I have friends who were in a similar situation and came to the conclusion that they would not be having a child of their own. They used to visit some orphanages where they could help with child caring and give donations. On one such visit, the mistress of the orphanage showed them a newcomer: a two-year-old girl who had just lost her grandmother, after having lost all her family in a car accident. She was brought to the orphanage by the grandmother’s neighbors, because the child had no relative who would look after her. They looked at the girl, talked to her and played with her for a while. The girl kept moving with the woman and held her hand. When it was time for the couple to leave, the girl would not let go of the woman’s hand.
They asked the mistress if they could take her with them for a few days, and she agreed. By the next weekend, it was practically impossible for the couple and the girl to separate. The orphanage, the childcare authority in the country and the couple were all agreed that it would be best for the child to be fostered by the couple. They took her home and arranged the proper official documents for the child to be placed in their care.
They lived in a Muslim country where formal adoption is illegal.
Yet the couple did not realize that they would soon be facing a difficult problem. The man worked for an international organization and was based in a country other than his own.
When it was time for his summer holiday and the couple wanted to travel, it was extremely difficult for them to have a passport issued for the girl. They did not know any relatives of the child, and no one was her official guardian. The couple could not be given such status because they were foreigners. They eventually managed to have an official permission to take her out of the country for one trip only. When they traveled to their home country, they considered the problem. By now, the girl was as close to them as a child can be to its parents. She had no one to care for her other than them. The choice was to give her back to the orphanage or to claim her as their own. They decided on the latter, and managed to have a passport issued to her in their own country, giving her their family name. They brought her back with them to her country, carrying a foreign passport. Since then, they had no problems with the authorities anywhere. However, they told the girl, at an early age, that she was not their offspring. All their family people are aware of that. Their friends know the fact.
Have they done wrong? From the Islamic point of view, there is nothing wrong with what they did, because at no time did they claim the child as their own. They simply had to violate some official rules that would have severely restricted their action and prevented a very good act of benevolence which Islam strongly encourages.
Having said that, we must remember that official rules in such matters are always well intended. They look to preventing abuse. Hence, they should be observed wherever possible. Only when they result in hardship that cannot be easily overcome one may look at a different option.

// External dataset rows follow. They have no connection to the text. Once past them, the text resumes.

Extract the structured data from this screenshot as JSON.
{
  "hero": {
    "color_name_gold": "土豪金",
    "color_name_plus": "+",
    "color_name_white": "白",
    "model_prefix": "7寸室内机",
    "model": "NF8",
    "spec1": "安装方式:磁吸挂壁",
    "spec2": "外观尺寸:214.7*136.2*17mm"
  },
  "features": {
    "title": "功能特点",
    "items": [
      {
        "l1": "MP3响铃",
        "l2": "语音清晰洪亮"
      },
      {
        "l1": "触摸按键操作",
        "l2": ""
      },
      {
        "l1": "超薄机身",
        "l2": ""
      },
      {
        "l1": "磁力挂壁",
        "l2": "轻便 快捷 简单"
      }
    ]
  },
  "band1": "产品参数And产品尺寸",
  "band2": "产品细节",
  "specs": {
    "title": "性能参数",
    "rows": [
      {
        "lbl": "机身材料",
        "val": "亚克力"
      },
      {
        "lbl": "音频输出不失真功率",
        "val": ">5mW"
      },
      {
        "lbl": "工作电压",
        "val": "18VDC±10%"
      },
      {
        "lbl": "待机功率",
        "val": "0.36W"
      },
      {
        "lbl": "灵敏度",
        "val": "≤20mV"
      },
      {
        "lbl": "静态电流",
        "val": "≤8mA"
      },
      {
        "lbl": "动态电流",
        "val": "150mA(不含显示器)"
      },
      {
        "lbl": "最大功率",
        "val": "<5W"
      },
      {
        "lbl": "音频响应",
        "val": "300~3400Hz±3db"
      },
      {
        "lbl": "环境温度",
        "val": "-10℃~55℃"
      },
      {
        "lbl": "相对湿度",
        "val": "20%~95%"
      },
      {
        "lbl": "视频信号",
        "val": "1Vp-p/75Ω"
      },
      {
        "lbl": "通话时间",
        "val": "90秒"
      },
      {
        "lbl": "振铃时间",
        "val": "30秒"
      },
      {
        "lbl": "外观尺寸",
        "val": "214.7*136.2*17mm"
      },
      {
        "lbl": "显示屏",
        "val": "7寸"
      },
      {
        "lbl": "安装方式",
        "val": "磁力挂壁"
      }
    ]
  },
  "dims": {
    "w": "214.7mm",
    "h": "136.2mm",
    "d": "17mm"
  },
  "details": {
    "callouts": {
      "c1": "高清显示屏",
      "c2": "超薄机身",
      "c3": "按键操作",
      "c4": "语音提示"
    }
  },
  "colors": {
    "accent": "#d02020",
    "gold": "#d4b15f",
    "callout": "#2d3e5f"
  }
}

However, the overriding purpose should always be doing what is good, kind and approved by Islam. The issue is not the name. What Islam prohibits is to claim the child as one’s own, thus giving it a false status. This is not a question of official papers, such as a birth certificate and a passport; it is a question of how the child is presented to the world and how other people look at it. If you present the child as your own, claiming that it was born to your wife, then this is forbidden. If the facts are known to all around you and you are only dealing with difficulties that may stand in the child’s progress in life, such as its schooling and movement, then it is acceptable.